First, match the diversity in creative with diversity in ad placement. If you’re serving unskippable ads, you’d better make them palatable to the viewers. Specifically, they need to be about things viewers care about, interesting unto themselves and part of an ongoing story that gives more information the longer the viewer is watching.
If you buy out the pre-roll for a popular program on a streaming platform, stagger the executions in a serial format and balance them according to what’s in the episode as well as to the trajectory of episodes.
Second, create ads specifically for the streaming platforms. Make and serve them to accommodate a full palette of emotions and mindsets. And they don’t need to be 30 seconds. They can be 24 seconds or eight seconds or 47 seconds or whatever best suits the flow of the ad storyline.
As obvious as that may sound, it takes a seismic shift in how advertiser, agency and network collaborate. We need to create together. We can only deliver dynamic and interactive ads if we have a creative process that is inclusive, dynamic and interactive.
Everyone needs to know a lot more than the list of what media has bought (aka the creative deliverables). What matters is where it’s playing, how often, to whom, during what program and how it fits into viewers’ overall experience. Why will they be OK viewing your ad and even interacting to follow the trail?
From that direction, the agency can create ads that make sense and give a tonal nod or wink to the content viewers are actually participating in. Think of it as self-awareness for advertising.
Viewers can at least feel understood, at best delighted. And all that they notice is that your brand was memorable for something other than getting in the way of their entertainment.

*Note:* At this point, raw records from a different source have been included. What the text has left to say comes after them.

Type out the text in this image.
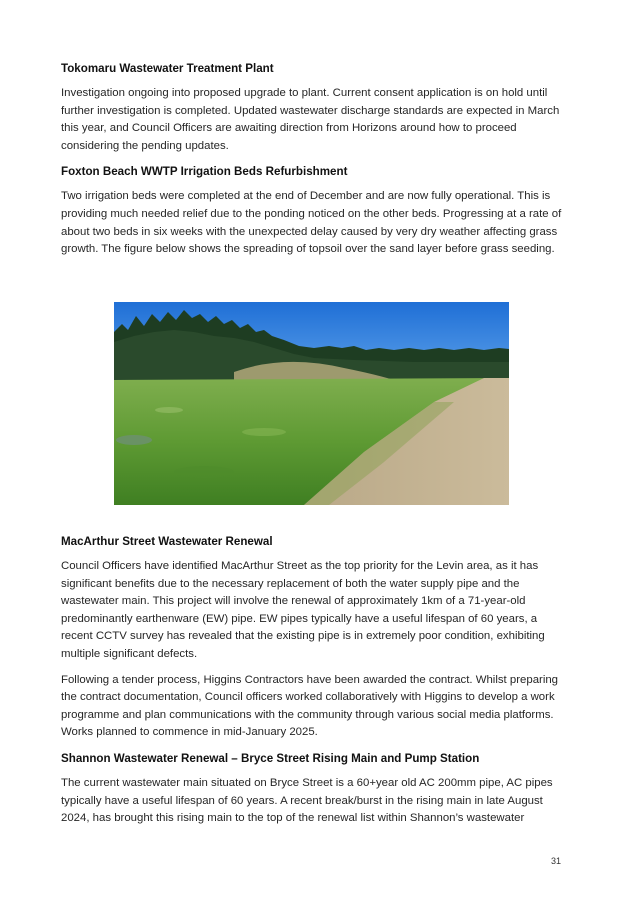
Tokomaru Wastewater Treatment Plant

Investigation ongoing into proposed upgrade to plant. Current consent application is on hold until further investigation is completed. Updated wastewater discharge standards are expected in March this year, and Council Officers are awaiting direction from Horizons around how to proceed considering the pending updates.

Foxton Beach WWTP Irrigation Beds Refurbishment

Two irrigation beds were completed at the end of December and are now fully operational. This is providing much needed relief due to the ponding noticed on the other beds. Progressing at a rate of about two beds in six weeks with the unexpected delay caused by very dry weather affecting grass growth. The figure below shows the spreading of topsoil over the sand layer before grass seeding.

MacArthur Street Wastewater Renewal

Council Officers have identified MacArthur Street as the top priority for the Levin area, as it has significant benefits due to the necessary replacement of both the water supply pipe and the wastewater main. This project will involve the renewal of approximately 1km of a 71-year-old predominantly earthenware (EW) pipe. EW pipes typically have a useful lifespan of 60 years, a recent CCTV survey has revealed that the existing pipe is in extremely poor condition, exhibiting multiple significant defects.

Following a tender process, Higgins Contractors have been awarded the contract. Whilst preparing the contract documentation, Council officers worked collaboratively with Higgins to develop a work programme and plan communications with the community through various social media platforms. Works planned to commence in mid-January 2025.

Shannon Wastewater Renewal – Bryce Street Rising Main and Pump Station

The current wastewater main situated on Bryce Street is a 60+year old AC 200mm pipe, AC pipes typically have a useful lifespan of 60 years. A recent break/burst in the rising main in late August 2024, has brought this rising main to the top of the renewal list within Shannon’s wastewater

31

When advertiser, agency, and network collaborate on advertising worth staying with, viewers will get a more rewarding experience. The network won’t simply sell inventory and run whatever is filed at the ninth hour, and the agency won’t make just one ad that runs everywhere. Then the network can program its system to deliver ads that relate to where the viewer is in the storyline, something networks already do with their own programming.
Brand effectiveness in video begins and ends with the viewer’s experience. It’s time for advertising to honor and match the tenor of their viewing. The relevance and future of brands depend on it.